お手のように励まされて、

 僕は、ゆっくりと腰から両手を下ろして、だらんとさせた。

 廊下の向こうのドアのほうに顔を向ける。そして、おなじ方向を見ている南美川さんを見て、もういちど意味もなくドアのほうを見た。


 なるべく足音を立てないようにそろりそろりとカーペットの上を移動し、これまたなるべく音を立てないようにベッドに座り込んだ。そして天井を仰ぐとふうとひとつ、息を吐いた――と、南美川さんが三角の耳をこの上なくピンと直立させて、どこか威嚇するような雰囲気さえ纏って、言った。



「……え、なんで一段落して落ち着いちゃってるみたいになってるの、シュン」

「うん、いや、まあ、そのね……」

「チャイム、鳴ったよね? いま」


 ピン、ポーン。

 追い打ちのようにもういちど鳴りやがった。僕はますます、天井を仰ぐだけの芸術的彫像になりたくなる。


「……ほら。チャイムよ」

「そうだね、いまのはあるいは、おそらくはチャイムというものなんだと思う」

「……なにかの文学のオマージュ?」

「いや、パロディでさえない」


 ただの口から出まかせだ。


「もしかして、出たくないの?」

「南美川さんはチャイムが鳴ったら出たいほうのひとなの? ああ、まあ南美川さんはそうだろうね。僕とは違うからね」

「……出たくないのね」


 南美川さんは訳知り顔でひとつうなずいたあと、顔をぎゅっとしかめた。……ぱたん、と尻尾が思案するかたちに、揺れる。


「そんな余裕ある感じなのに、なんで……」

「無駄口を叩く余裕と人間を相手にする余裕は別物と申しましてね」

「こんどこそ、オマージュ?」

「いや」


 南美川さんは、なんだかんだ真面目なひとだ。


「実はね、南美川さん。実のところ僕は混乱をしている。だって僕の部屋のチャイムが鳴るんだよ? これは非常事態だ」

「……あの、前から思ってたけど、ちょっと言いにくかったこと、言っていい?」

「どうぞ?」

「シュン、ほんとに、お友達とかもひとりもいないの?」

「いません」


 いまさらすぎないですか南美川さん、それ。

 いっしょに暮らしはじめたときに説明しましたでしょ。


「じゃあ、あの……だれが来たのかしら?」

「見当もつきませんね」

「あの、あのね、ごめんね、こんなこと言いたくないんだけどね……さっき、だれかと連絡取ってたでしょう? そのひとじゃないの?」

「なんで言いたくないの? そんなことくらい」


 南美川さんは恥ずかしそうに両耳を柔らかくさせた。


「……なんか、ストーカーみたいだから……」

「……それこそ、いまさらすぎないですか?」


 いっしょに、暮らしているんですよ?



 ……ピン、ポーン。

 チャイムは、――急かしてくる。わかってる。わかってるよ。僕に用があるのだろう……社会の片隅にたったこれっぽっち許された僕の部屋に、居場所に、侵攻してくるほどの。それほどの用があるっていうんだろう?


 僕はさっきから南美川さんに妙なことをベラベラベラベラと、たしかに――これは、混乱している。

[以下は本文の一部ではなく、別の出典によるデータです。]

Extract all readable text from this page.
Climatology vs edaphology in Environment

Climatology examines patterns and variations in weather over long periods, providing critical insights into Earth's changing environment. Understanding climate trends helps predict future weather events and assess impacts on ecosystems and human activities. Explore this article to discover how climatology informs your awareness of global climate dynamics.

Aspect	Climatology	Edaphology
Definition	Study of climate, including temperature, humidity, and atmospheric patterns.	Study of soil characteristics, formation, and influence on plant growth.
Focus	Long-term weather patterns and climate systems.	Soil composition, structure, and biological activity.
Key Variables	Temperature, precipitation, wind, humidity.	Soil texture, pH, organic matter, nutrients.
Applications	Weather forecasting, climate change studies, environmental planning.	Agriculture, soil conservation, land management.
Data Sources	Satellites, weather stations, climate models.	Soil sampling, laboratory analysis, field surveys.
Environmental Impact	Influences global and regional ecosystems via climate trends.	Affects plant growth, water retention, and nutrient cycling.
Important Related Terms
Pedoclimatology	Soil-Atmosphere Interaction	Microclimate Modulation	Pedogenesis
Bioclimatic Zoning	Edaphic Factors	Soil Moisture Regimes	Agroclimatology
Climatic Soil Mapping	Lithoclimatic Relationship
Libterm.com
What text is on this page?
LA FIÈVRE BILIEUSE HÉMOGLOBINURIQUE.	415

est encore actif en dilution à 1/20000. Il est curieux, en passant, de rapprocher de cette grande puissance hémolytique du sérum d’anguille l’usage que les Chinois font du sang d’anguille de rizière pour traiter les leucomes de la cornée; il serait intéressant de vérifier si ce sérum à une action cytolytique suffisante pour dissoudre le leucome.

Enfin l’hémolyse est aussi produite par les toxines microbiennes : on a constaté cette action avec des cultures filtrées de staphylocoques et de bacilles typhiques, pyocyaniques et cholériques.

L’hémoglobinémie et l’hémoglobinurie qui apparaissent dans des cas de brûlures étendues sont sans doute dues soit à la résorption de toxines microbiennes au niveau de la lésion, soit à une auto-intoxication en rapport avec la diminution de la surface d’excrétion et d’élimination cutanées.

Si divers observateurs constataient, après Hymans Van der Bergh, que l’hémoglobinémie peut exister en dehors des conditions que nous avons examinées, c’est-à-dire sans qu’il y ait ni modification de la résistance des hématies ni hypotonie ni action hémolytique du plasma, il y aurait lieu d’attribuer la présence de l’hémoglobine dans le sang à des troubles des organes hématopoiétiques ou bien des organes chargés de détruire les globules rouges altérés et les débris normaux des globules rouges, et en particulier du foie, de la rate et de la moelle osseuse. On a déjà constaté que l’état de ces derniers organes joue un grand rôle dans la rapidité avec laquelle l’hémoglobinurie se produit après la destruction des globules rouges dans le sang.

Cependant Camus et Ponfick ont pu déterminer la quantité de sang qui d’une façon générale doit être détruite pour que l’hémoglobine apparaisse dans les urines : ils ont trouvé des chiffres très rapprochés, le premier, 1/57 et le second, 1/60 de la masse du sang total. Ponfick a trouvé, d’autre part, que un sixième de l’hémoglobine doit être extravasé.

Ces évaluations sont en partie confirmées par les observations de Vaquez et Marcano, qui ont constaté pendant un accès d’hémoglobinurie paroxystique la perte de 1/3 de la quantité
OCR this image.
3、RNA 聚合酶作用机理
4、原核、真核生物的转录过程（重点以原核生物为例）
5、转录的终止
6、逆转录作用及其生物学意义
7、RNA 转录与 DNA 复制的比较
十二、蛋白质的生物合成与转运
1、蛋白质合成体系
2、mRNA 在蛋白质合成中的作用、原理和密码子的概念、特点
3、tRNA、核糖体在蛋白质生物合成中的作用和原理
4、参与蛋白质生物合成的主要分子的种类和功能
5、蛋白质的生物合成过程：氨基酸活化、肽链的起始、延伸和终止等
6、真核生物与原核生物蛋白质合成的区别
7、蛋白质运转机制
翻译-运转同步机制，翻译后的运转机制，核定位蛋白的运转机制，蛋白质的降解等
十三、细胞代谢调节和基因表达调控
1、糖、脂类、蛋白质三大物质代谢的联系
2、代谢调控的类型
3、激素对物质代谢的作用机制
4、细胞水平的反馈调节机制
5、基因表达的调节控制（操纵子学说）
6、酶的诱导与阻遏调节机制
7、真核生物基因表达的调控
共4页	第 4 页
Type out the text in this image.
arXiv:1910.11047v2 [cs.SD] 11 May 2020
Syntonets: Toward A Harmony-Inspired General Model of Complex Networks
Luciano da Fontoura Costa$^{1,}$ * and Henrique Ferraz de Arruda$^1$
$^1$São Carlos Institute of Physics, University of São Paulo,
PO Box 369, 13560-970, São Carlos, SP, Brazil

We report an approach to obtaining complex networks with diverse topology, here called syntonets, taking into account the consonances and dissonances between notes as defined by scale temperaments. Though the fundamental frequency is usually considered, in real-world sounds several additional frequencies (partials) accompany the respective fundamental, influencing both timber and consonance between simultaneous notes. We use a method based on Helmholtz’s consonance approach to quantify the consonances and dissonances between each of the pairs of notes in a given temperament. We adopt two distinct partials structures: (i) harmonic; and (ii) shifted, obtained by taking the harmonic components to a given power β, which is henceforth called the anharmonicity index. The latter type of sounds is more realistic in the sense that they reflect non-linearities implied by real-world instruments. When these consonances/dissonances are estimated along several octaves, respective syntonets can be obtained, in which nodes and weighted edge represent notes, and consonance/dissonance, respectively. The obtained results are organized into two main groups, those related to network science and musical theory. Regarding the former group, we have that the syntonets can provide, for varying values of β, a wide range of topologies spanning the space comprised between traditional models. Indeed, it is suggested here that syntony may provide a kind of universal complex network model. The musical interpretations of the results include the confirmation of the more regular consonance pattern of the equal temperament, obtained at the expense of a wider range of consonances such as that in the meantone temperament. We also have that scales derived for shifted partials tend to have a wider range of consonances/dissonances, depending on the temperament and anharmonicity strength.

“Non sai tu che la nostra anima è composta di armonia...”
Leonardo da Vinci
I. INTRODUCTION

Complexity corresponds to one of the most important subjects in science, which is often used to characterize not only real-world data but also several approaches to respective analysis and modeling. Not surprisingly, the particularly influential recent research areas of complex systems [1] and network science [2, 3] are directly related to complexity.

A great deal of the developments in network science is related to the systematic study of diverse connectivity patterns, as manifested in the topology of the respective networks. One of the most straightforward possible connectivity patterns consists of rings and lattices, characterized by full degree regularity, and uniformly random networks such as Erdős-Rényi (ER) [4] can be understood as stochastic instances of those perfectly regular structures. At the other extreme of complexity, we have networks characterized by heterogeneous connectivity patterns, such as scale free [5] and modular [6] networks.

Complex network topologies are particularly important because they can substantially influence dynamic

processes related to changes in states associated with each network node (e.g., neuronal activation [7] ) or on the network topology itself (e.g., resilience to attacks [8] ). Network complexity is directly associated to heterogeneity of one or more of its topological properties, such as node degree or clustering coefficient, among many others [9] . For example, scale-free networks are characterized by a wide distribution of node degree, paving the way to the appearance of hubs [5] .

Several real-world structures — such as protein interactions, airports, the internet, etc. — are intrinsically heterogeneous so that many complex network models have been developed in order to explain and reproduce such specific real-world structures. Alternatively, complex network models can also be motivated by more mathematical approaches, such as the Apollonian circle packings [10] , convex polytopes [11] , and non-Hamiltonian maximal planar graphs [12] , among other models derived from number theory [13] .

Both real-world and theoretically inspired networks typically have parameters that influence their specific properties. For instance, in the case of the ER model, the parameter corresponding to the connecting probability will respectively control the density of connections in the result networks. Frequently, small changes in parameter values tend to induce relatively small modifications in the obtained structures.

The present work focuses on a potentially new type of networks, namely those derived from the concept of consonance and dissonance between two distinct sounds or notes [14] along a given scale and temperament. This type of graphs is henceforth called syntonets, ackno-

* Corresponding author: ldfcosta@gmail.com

 非常に、マズい。口だけが回るときっていうのは、たいてい思考はマヒしてるんだ。精神状態といったら目も当てられない。どっくんどくんと心臓が鳴りすぎて、きっと血も足りず、呼吸さえも胸を突き刺す。




 ぐるぐると僕がいろんなことを考えていると、ポン、と膝にひとつ、肉球が置かれた。……お手、のように。



「チャイムは、お客さんなんだから、出なきゃだめ、シュン」

「いや、でもさ……」

「でもさ、じゃないのっ」



 肉球が、ふたつ。

 僕の膝の、上に。



「出るの。出るのよ」



 まるで年長のお姉ちゃんみたいに。



 至近距離で見上げてくる、その視線があまりに大きく見開かれて切実だったから――僕はたぶん、そうせざるをえない。

 たぶん、ほんとうは、わかっている。なんのためにってことはわからなくても――だれが来たのかは、わかっている。




 ……空姉ちゃん。

 だから、なおさら、その扉を開けるのは怖いっていうのに――。